Rozwydrzony smarkacz... mówcie mi tak, wyzywajcie mnie tak, proszę!
1. Prefesor Legutko ciężko obraził dostojna licealna młodzież, chcącą zdejmować krzyż, mówiąc o niej - rozwydrzeni smarkacze.
Za te straszne słowa sąd potraktował profesora Legutke z cała surowościa prawa, a wiadomość o wyroku na profesora media podały ramie w ramię z wiadomością o rozpoczeciu procesu Andresa Breivika. Jest zreszta pewien związek obu spraw, w końcu Breivik tez zaatakował młodzież.

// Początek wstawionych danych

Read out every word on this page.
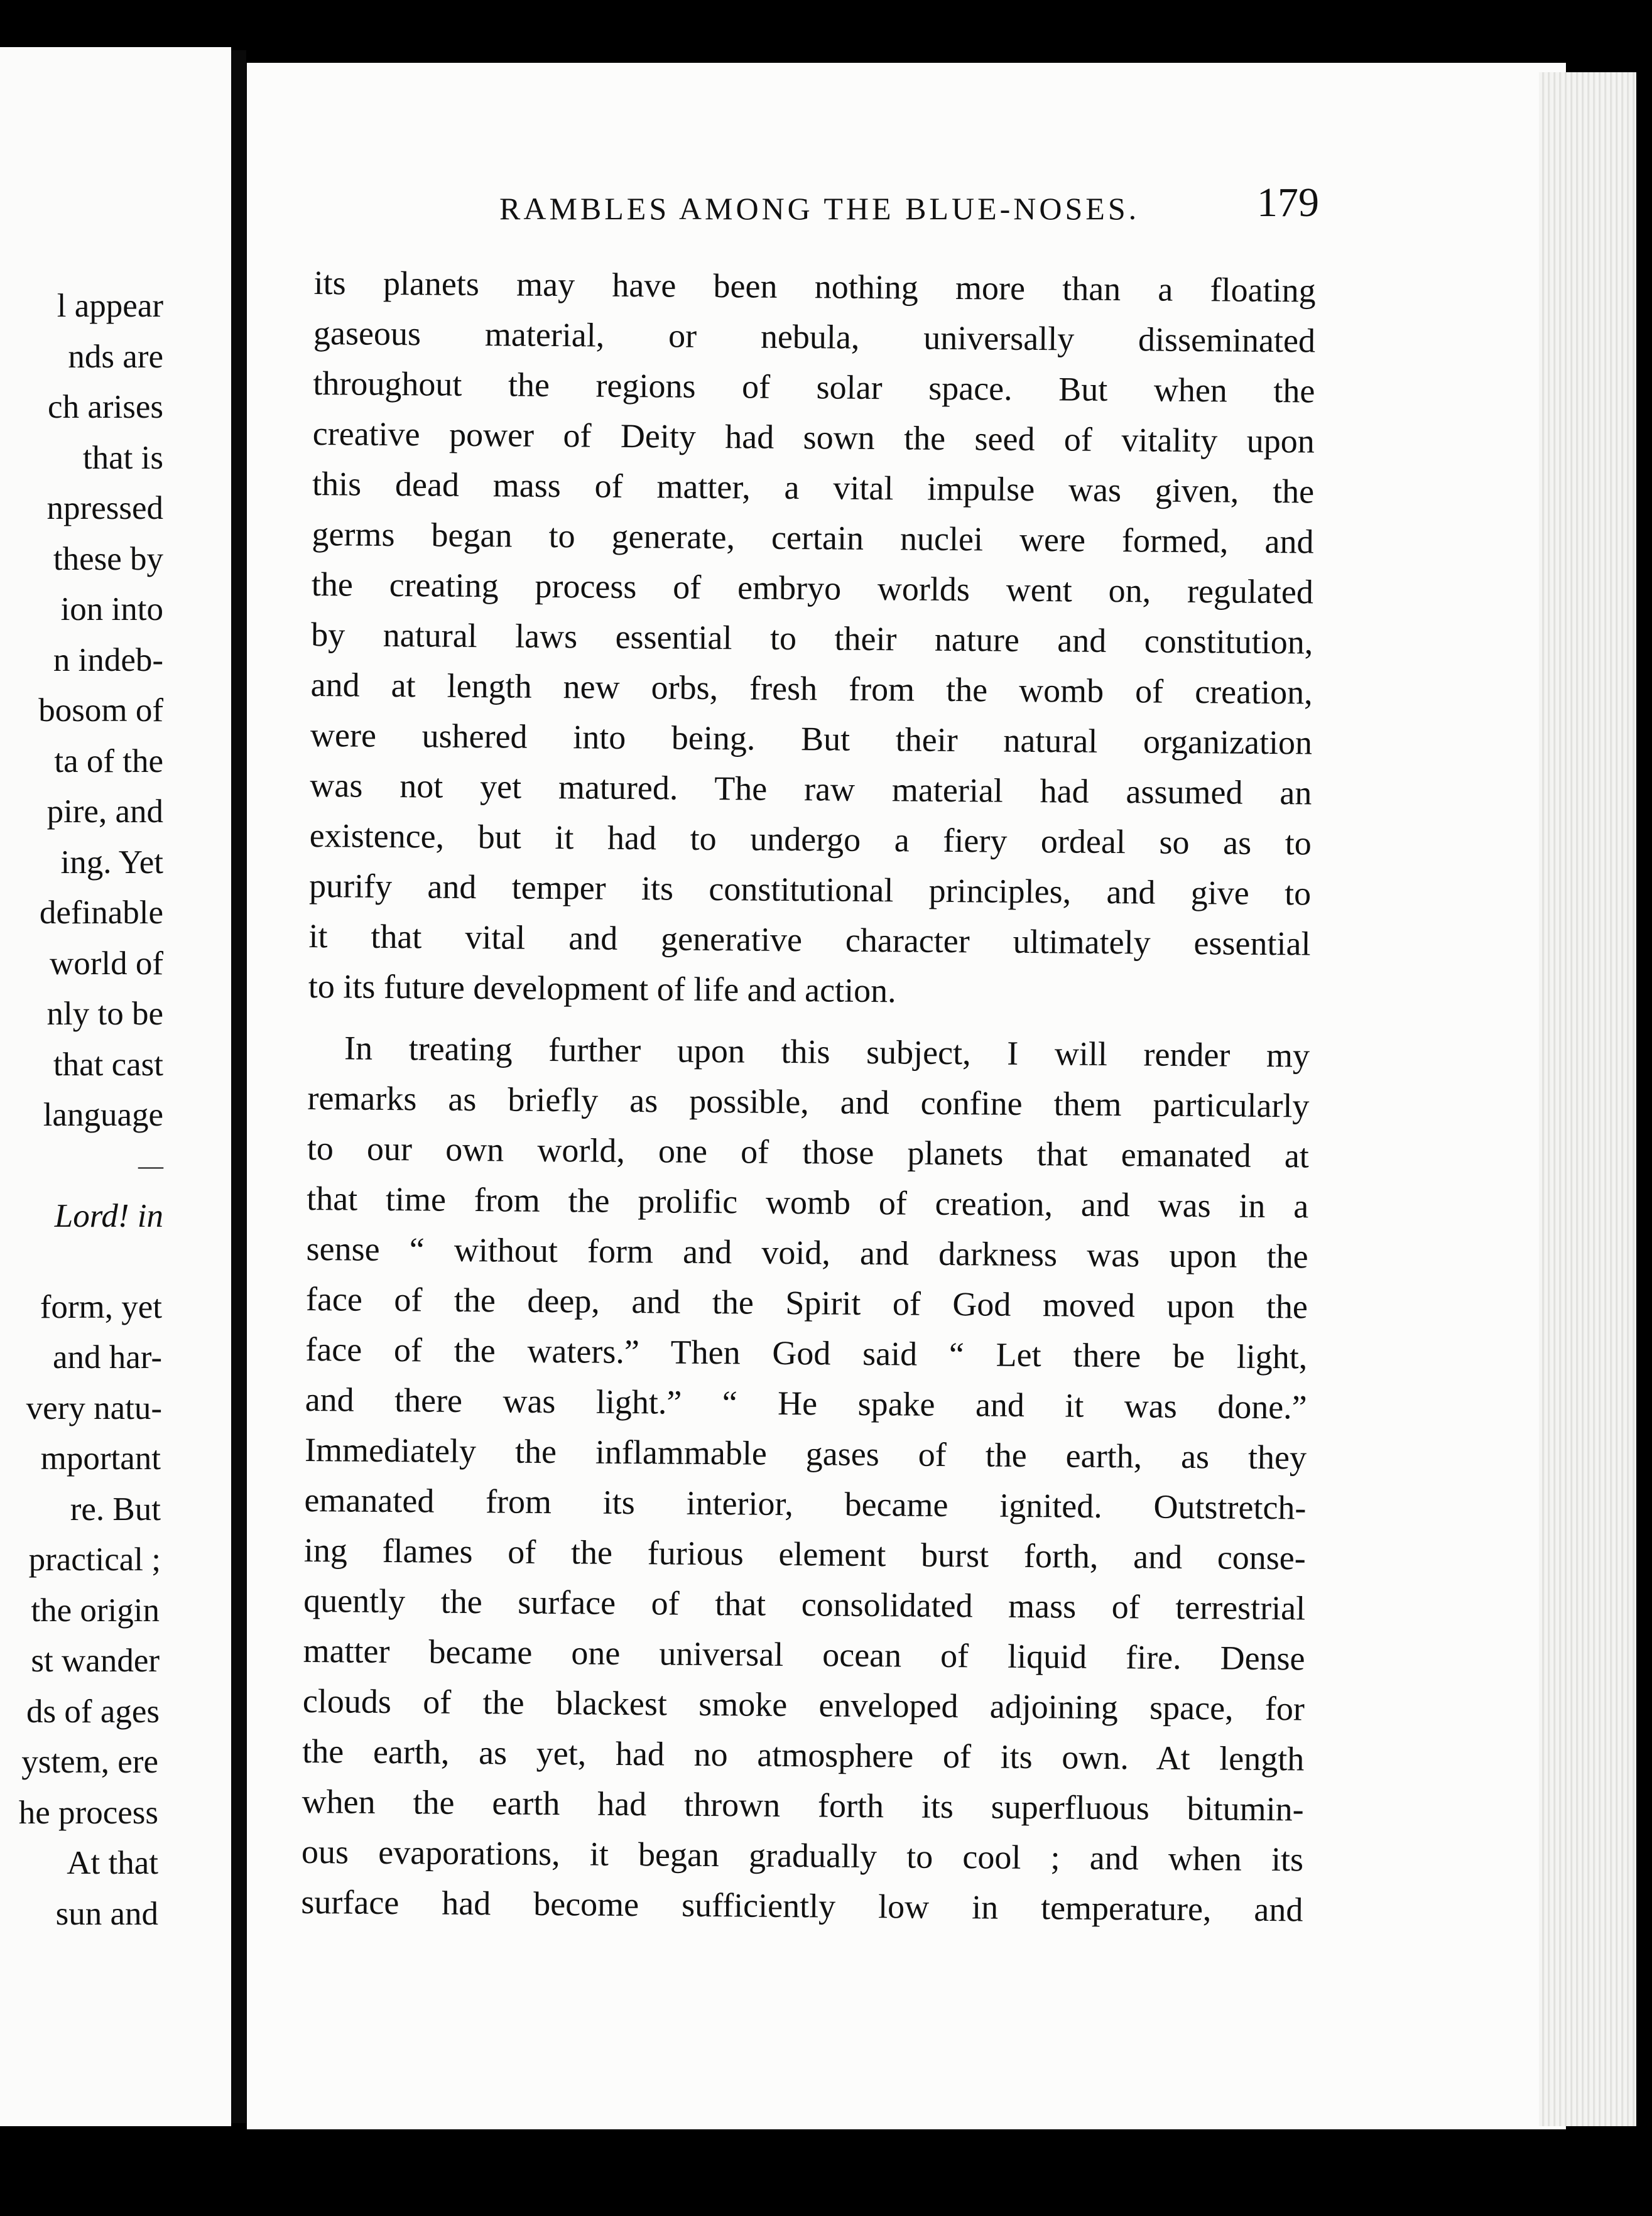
l appear
nds are
ch arises
that is
npressed
these by
ion into
n indeb-
bosom of
ta of the
pire, and
ing. Yet
definable
world of
nly to be
that cast
language
—
Lord! in
form, yet
and har-
very natu-
mportant
re. But
practical ;
the origin
st wander
ds of ages
ystem, ere
he process
At that
sun and
RAMBLES AMONG THE BLUE-NOSES.	179
its planets may have been nothing more than a floating
gaseous material, or nebula, universally disseminated
throughout the regions of solar space. But when the
creative power of Deity had sown the seed of vitality upon
this dead mass of matter, a vital impulse was given, the
germs began to generate, certain nuclei were formed, and
the creating process of embryo worlds went on, regulated
by natural laws essential to their nature and constitution,
and at length new orbs, fresh from the womb of creation,
were ushered into being. But their natural organization
was not yet matured. The raw material had assumed an
existence, but it had to undergo a fiery ordeal so as to
purify and temper its constitutional principles, and give to
it that vital and generative character ultimately essential
to its future development of life and action.
In treating further upon this subject, I will render my
remarks as briefly as possible, and confine them particularly
to our own world, one of those planets that emanated at
that time from the prolific womb of creation, and was in a
sense “ without form and void, and darkness was upon the
face of the deep, and the Spirit of God moved upon the
face of the waters.” Then God said “ Let there be light,
and there was light.” “ He spake and it was done.”
Immediately the inflammable gases of the earth, as they
emanated from its interior, became ignited. Outstretch-
ing flames of the furious element burst forth, and conse-
quently the surface of that consolidated mass of terrestrial
matter became one universal ocean of liquid fire. Dense
clouds of the blackest smoke enveloped adjoining space, for
the earth, as yet, had no atmosphere of its own. At length
when the earth had thrown forth its superfluous bitumin-
ous evaporations, it began gradually to cool ; and when its
surface had become sufficiently low in temperature, and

2. Rozwydrzony smarkacz... mój Boże! Ile bym dał, żeby ktoś tak jeszcze w życiu na mnie powiedział. Mówcie mi tak! Wyzywajcie mnie tak, proszę!.
A byłem smarkaczem jeszcze długo po liceum. 36 lat miałem, gdy zasiadałem w Sądzie Najwyższym, tam dopiero byłem smarkacz! A nawet w NIK-u jakż było miło, gdy ludzie po kątach szeptali - 40-letni prezes w tak szacownej instucji to przecież smarkacz.. .

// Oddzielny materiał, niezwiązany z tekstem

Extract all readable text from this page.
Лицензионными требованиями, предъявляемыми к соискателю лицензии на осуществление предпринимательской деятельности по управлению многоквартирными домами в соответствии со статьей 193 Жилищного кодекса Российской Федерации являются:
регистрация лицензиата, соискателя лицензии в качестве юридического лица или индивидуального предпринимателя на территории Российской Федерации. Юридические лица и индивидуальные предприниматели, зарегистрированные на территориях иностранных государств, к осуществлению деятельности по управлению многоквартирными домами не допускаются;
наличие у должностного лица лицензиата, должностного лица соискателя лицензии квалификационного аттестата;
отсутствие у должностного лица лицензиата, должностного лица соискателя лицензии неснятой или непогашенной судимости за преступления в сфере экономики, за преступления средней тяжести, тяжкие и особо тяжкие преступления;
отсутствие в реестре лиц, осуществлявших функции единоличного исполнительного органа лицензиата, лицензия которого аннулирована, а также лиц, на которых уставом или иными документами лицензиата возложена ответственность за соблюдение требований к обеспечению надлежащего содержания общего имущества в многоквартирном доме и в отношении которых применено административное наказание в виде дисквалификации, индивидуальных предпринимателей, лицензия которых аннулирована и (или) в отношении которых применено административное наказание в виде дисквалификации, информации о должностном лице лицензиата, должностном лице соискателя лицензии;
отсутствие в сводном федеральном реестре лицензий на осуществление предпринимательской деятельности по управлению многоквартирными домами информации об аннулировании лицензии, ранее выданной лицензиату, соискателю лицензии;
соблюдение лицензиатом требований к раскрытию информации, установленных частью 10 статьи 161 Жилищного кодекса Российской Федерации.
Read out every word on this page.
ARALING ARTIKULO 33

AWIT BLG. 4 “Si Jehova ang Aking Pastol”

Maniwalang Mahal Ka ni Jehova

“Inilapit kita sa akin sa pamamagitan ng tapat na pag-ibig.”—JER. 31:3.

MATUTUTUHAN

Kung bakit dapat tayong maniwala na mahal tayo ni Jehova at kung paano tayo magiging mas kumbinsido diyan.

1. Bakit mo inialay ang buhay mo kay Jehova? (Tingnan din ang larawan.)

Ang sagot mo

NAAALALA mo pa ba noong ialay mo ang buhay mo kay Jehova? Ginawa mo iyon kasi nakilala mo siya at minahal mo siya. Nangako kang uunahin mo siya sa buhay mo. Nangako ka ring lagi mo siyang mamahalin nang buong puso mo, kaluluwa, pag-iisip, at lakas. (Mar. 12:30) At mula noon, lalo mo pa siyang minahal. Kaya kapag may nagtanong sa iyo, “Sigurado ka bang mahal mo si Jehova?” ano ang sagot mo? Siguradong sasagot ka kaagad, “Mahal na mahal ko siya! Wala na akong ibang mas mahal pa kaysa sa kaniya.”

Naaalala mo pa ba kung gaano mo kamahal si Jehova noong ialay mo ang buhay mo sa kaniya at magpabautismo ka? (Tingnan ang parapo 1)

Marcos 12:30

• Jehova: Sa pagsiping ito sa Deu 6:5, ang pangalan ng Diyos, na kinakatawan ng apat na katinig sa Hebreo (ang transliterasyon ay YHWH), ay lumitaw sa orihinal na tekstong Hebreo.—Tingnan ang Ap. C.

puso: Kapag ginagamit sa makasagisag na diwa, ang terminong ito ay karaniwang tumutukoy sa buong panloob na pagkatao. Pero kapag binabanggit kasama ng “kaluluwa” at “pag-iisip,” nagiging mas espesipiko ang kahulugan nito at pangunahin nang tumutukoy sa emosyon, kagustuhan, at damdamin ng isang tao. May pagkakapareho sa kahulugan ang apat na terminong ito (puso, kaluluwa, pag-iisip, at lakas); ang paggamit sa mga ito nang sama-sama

Jeszcze w kadencji Europarlamentu 2004-2009 byłem jednym z młodszych polskich deputowanych, ale w obeccnej, spośród 15 europosłów wybranych z listy PiS-u, starszy ode mnie jest juz tylko profesor Legutko...
3. Wy młodzi jeszxcze nie wiecie, że życie przetacza sie wokół nas według tej zasady, że w miare upływu lat coraz mniej jest tych, którzy mogliby mówić do ciebie - rozzwydrzony smarkacz (choć to sądownie zabronione), a coraz wiecej jest tych, którzy mówią o tobie - stary piernik,
Aż przychodzi taki czas, ze wokół ciebie są juz tylko ci drudzy, a tych pierwszych nie ma wcale.
4. No bo kto dziś powie o mnie - smarkacz? Legutko tak nie powie, różni nas wiekowo ledwie pare lat. W polityce ostał się taki tylko jeden, który mógłby nazwać mnie smarkaczem - Bartoszewski, a gdyby jeszcze dodał - rozwydrzony - byłbym w siódmym niebie. Ale on nie mówi o mnie smarkacz, tylko bydło...
5. Te dywagacje rozwydrzonego starego piernika nie zmieniają jednak faktu, ze młodzież licealna powinna byc traktowana z należnym jej wiekowi dostojenstwem i powagą. Zwłaszcza jeśli jest to młodzież politycznie wyrobiona i ideowo dojrzała to takich wyzwań jak zdejmowanie krzyży. Ta antykrzyżowa dojrzałość młodzieży spotkała się zresztą z podziwem i uznaniem sądu, wyrażonym w motywach wyroku..
Sad, traktując profesora Legutkę z całą surowością prawą, nie tylko własną wszechmoc do kreowania wolności słowa okazał, ale też znakomicie stanął na wysokości ideologicznego zadania.